Assim pude comprovar o quanto estamos “rodeados por tão grande nuvem de testemunhas”! (Hebreus 12,1). E destes irmãos e amigos que já se encontram no Céu, devo gratidão especial (além de nossa mãe, Virgem Maria, que muito orou por mim) a dois que me ajudaram na fase crucial da decisão: São Francisco de Sales, o humilde e amável bispo da Genebra calvinista, doutor da Igreja, que me convenceu da tomada final da decisão no dia 24 de janeiro (que era o dia dele, e eu não sabia; só fiquei sabendo 4 ou 5 dias depois!) e Santa Teresinha, também doutora, que me persuadiu como nunca antes da inadiável urgência de amar a Cristo (“só tenho o dia de hoje para amá-Lo”) e me mostrou um caminho simples (a pequena via) mas eficiente para viver a santidade. Eu sei que eles me ajudaram e eles sabem da minha gratidão.
E não há idolatria nenhuma nisto, nem diminuição ou divisão da glória de Deus, pois o que esses dois santos fizeram (e todos os santos fazem) foi me levar a amar mais a Cristo e a obedecê-Lo ainda mais! (Espero, nesta altura, que ninguém ainda confunda oração de intercessão dos santos com mediação para salvação que é somente por Cristo).
Portanto, tudo para mim tornou-se claro quando eu compreendi de onde parte toda a autoridade a que devo me submeter: a Santa Igreja dirigida pelo Espírito Santo: a Comunidade una e católica dos Fiéis, Apóstolos, Mártires, Pais, Santos e Doutores. E não poderia ser de outra forma, pois o Senhor não poderia se enganar nestas palavras: “eis que estarei convosco todos os dias até o fim do mundo”.
Por último, testifico que embora tenham sido muitos estudos, muita leitura, testemunhos e exemplos de vidas piedosas e tudo o mais, o que mais conta para mim foram três anos inteiros de oração (orando sem cessar), e pedindo o auxílio divino, com sinceridade e abertura para Deus agir em mim. E, francamente, não acho que Deus traria a resposta com engano, conduzindo-me ao erro, pois foi a Ele, ao Senhor Jesus, que orei. Minha travessia para a Igreja Católica me levou a adorar mais a Deus e a amar e honrar sua Família na Terra e nos Céus.

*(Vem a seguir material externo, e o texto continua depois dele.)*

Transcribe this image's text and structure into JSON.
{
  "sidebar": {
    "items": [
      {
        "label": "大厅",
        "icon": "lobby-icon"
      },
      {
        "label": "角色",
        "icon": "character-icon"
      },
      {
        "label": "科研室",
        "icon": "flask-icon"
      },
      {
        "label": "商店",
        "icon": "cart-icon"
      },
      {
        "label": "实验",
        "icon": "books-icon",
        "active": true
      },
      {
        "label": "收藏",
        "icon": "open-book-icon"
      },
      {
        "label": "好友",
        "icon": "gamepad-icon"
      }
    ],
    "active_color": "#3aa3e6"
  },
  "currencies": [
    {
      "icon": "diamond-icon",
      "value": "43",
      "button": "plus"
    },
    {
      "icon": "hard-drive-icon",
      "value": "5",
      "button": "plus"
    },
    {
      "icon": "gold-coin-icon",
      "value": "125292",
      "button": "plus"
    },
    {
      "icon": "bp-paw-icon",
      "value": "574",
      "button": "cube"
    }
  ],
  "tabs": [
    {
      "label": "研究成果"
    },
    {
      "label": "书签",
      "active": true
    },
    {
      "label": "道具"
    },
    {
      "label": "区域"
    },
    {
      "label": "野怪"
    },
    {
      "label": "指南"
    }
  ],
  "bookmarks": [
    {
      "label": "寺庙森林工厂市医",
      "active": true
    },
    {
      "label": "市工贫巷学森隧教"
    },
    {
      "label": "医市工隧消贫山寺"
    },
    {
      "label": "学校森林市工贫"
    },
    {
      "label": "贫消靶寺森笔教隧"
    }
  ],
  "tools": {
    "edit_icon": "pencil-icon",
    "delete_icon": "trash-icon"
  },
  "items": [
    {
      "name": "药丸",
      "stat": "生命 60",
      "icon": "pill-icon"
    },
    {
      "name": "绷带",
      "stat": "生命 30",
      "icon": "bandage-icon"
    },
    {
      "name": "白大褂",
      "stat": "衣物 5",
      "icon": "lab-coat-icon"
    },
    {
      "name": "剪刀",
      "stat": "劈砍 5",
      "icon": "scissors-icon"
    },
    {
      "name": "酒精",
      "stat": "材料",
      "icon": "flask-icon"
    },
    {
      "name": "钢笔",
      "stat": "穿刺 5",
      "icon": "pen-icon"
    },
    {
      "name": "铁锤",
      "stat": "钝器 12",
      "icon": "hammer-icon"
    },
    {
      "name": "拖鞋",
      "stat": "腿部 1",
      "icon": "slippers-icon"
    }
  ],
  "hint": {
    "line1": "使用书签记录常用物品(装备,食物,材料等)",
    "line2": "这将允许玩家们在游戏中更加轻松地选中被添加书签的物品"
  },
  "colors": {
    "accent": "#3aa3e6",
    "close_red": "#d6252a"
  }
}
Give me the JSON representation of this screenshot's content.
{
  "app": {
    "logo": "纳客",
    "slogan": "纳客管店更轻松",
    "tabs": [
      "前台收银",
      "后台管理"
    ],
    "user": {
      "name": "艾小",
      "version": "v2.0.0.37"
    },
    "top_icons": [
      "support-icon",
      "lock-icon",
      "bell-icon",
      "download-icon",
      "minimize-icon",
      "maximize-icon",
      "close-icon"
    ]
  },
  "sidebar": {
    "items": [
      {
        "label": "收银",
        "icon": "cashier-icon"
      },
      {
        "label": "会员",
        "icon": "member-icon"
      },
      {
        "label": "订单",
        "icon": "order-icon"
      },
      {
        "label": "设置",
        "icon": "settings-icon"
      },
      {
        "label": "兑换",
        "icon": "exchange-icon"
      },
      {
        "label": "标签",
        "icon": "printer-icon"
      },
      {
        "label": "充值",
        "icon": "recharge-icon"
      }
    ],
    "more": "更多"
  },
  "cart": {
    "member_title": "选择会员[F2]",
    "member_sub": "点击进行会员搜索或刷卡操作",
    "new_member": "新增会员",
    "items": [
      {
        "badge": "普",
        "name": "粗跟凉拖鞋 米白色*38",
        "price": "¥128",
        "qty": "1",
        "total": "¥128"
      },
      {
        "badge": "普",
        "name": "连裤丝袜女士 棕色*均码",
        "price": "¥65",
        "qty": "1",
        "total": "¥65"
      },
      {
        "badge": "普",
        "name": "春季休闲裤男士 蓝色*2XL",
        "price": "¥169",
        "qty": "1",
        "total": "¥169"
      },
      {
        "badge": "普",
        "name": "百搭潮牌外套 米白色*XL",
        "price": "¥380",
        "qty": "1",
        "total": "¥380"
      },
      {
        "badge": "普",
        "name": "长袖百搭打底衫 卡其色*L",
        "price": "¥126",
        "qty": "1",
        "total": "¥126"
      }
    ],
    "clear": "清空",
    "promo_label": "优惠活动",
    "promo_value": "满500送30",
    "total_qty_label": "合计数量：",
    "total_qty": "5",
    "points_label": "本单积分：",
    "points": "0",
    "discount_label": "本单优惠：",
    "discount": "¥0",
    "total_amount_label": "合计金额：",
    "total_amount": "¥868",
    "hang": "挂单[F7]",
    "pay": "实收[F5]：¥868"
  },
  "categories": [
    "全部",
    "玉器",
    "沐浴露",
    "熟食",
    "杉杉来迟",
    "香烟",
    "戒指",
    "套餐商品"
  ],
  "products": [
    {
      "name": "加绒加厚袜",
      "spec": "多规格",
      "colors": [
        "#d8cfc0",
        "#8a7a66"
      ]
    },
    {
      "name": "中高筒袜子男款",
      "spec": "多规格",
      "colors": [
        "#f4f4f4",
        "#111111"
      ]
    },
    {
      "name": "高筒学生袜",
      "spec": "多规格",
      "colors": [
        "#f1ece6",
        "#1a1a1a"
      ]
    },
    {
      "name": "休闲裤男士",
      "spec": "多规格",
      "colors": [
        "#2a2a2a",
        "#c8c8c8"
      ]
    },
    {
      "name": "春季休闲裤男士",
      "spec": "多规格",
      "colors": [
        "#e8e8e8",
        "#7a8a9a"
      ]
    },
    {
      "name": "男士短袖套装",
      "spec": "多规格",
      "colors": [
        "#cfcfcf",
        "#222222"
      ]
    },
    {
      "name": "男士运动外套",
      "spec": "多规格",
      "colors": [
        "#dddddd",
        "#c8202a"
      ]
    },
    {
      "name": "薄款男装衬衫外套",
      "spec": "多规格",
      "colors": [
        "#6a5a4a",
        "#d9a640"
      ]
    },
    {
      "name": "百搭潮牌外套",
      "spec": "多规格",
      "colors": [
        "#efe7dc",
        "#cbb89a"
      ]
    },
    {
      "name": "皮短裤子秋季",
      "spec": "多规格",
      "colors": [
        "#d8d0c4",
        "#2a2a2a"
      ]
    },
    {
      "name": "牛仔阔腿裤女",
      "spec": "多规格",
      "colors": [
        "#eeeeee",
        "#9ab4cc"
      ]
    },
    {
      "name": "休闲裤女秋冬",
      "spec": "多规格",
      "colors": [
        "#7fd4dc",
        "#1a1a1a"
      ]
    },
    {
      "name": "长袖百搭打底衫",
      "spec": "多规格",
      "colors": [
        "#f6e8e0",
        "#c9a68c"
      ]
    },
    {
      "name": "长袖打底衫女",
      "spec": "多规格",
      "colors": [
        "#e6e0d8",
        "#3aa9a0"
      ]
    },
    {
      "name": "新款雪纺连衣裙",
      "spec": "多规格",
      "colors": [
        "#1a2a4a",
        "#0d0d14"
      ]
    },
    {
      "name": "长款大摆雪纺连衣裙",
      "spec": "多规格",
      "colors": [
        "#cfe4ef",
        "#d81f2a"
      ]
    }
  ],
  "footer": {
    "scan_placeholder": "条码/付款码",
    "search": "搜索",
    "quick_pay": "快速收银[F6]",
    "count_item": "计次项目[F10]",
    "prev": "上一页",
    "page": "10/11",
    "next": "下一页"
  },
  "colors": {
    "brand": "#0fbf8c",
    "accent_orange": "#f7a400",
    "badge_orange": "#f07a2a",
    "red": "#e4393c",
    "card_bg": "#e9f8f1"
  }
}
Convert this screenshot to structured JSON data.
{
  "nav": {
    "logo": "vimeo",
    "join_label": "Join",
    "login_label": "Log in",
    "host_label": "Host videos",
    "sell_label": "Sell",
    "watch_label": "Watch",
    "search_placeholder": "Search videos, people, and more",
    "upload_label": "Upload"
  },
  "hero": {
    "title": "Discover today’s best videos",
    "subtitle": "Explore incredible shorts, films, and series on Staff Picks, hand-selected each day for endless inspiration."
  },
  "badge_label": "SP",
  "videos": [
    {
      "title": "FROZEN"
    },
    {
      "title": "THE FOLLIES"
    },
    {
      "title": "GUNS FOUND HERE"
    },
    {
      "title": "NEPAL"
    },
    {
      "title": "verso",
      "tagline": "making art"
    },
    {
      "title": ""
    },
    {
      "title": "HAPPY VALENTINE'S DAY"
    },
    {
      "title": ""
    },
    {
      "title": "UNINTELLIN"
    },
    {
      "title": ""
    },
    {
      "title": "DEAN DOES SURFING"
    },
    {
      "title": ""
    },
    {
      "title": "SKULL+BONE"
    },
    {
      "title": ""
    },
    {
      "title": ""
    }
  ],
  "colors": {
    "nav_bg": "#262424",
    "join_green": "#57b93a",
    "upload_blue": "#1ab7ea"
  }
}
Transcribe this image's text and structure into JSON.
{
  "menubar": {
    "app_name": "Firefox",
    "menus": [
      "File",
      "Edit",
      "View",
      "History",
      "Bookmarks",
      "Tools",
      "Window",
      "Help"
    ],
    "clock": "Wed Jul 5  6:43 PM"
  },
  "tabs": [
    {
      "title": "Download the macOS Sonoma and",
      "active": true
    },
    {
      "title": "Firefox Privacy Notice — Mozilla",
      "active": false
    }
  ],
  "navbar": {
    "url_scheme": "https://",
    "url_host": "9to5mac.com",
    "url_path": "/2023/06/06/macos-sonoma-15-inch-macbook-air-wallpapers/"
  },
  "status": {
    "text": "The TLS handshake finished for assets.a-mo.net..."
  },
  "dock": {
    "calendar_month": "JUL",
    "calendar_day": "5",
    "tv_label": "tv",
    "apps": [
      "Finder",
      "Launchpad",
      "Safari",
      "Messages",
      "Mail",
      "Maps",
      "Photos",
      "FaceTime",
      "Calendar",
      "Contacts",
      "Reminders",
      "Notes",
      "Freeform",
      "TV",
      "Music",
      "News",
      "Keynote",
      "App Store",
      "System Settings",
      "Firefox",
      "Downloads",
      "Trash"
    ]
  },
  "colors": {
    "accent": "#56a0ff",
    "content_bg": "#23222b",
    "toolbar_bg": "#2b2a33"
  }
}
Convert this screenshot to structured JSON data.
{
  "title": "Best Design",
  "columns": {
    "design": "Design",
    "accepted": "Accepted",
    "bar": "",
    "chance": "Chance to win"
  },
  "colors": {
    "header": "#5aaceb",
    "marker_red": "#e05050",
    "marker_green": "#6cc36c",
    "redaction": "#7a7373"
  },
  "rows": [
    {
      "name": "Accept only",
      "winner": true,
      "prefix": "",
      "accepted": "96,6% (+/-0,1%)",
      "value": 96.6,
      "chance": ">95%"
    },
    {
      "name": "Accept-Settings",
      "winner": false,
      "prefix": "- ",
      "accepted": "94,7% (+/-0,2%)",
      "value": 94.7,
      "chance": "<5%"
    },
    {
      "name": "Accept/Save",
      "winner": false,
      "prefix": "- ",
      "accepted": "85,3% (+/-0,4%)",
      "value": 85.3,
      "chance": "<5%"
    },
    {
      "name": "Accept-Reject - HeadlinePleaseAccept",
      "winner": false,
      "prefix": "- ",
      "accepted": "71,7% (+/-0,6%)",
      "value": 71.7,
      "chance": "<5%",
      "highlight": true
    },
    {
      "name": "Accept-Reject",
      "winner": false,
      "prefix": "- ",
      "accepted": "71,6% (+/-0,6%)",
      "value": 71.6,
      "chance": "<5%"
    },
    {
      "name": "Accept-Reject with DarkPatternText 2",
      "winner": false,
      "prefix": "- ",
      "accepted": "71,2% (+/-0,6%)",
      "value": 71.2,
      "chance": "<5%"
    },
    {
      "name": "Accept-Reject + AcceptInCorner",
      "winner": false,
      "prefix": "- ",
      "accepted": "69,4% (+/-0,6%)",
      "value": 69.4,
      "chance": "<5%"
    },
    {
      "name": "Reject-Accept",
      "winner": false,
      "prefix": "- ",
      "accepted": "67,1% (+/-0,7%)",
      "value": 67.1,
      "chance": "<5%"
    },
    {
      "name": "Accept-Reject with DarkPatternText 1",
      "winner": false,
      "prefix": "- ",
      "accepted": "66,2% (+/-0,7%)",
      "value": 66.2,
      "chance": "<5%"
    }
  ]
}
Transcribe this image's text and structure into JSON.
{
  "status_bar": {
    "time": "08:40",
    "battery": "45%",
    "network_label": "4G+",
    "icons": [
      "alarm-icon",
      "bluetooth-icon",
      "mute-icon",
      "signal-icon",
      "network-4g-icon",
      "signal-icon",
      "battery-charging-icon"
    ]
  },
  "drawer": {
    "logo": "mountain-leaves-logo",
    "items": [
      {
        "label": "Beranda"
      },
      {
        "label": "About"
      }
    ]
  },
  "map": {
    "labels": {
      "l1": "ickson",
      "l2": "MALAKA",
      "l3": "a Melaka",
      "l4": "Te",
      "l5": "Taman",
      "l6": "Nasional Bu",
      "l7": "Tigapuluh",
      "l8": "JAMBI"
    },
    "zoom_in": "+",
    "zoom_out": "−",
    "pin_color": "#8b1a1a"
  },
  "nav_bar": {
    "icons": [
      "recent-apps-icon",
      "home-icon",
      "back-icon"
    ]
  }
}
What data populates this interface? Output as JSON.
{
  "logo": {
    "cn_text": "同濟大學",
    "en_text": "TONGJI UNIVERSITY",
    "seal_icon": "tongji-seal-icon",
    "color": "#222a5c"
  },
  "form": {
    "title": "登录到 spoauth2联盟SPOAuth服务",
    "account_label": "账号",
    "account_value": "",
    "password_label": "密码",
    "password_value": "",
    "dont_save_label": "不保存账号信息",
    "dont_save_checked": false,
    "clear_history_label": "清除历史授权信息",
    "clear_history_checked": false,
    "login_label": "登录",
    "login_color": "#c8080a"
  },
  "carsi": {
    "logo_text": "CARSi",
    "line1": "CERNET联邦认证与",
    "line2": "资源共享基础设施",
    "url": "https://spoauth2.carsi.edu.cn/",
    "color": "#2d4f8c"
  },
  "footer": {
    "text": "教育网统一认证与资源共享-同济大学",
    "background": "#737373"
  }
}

Depois destes três anos orando pelo mesmo motivo, já no pós-retorno, passaram mais 8 meses de oração contínua ao Senhor (incluindo este texto-testemunho que escrevo orando), pedindo iluminação ao Espírito Santo para compreender o que ainda vai ficando de dúvidas. E as respostas continuam vindo, o Senhor me esclarecendo, me iluminando a cada dia. Só posso fazer minhas as palavras de Santa Teresinha: “Ó meu Jesus, deixa-me te dizer que o teu amor vai até a loucura”. É óbvio que minha volta para a Igreja Católica não sana meu desconsolo pela divisão visível do Corpo do Senhor na Terra, mas encontrei paz suficiente para terminar minha jornada do lado de cá e disposição para orar esperançoso todos os dias pela unidade dos cristãos. E de fato rezo todos os dias a fórmula indulgenciada pela Santa Igreja:
Ó Deus todo poderoso e cheio de misericórdia, que por vosso Filho quisestes reunir a diversidade das nações num só povo, concedei aos que se gloriam do nome de cristãos rejeitarem toda a divisão e se unirem na verdade e na caridade, e assim todos os homens, iluminados pela luz da verdadeira fé, se reúnam em comunhão fraterna numa só Igreja. Por Jesus Cristo, nosso Senhor. Amém.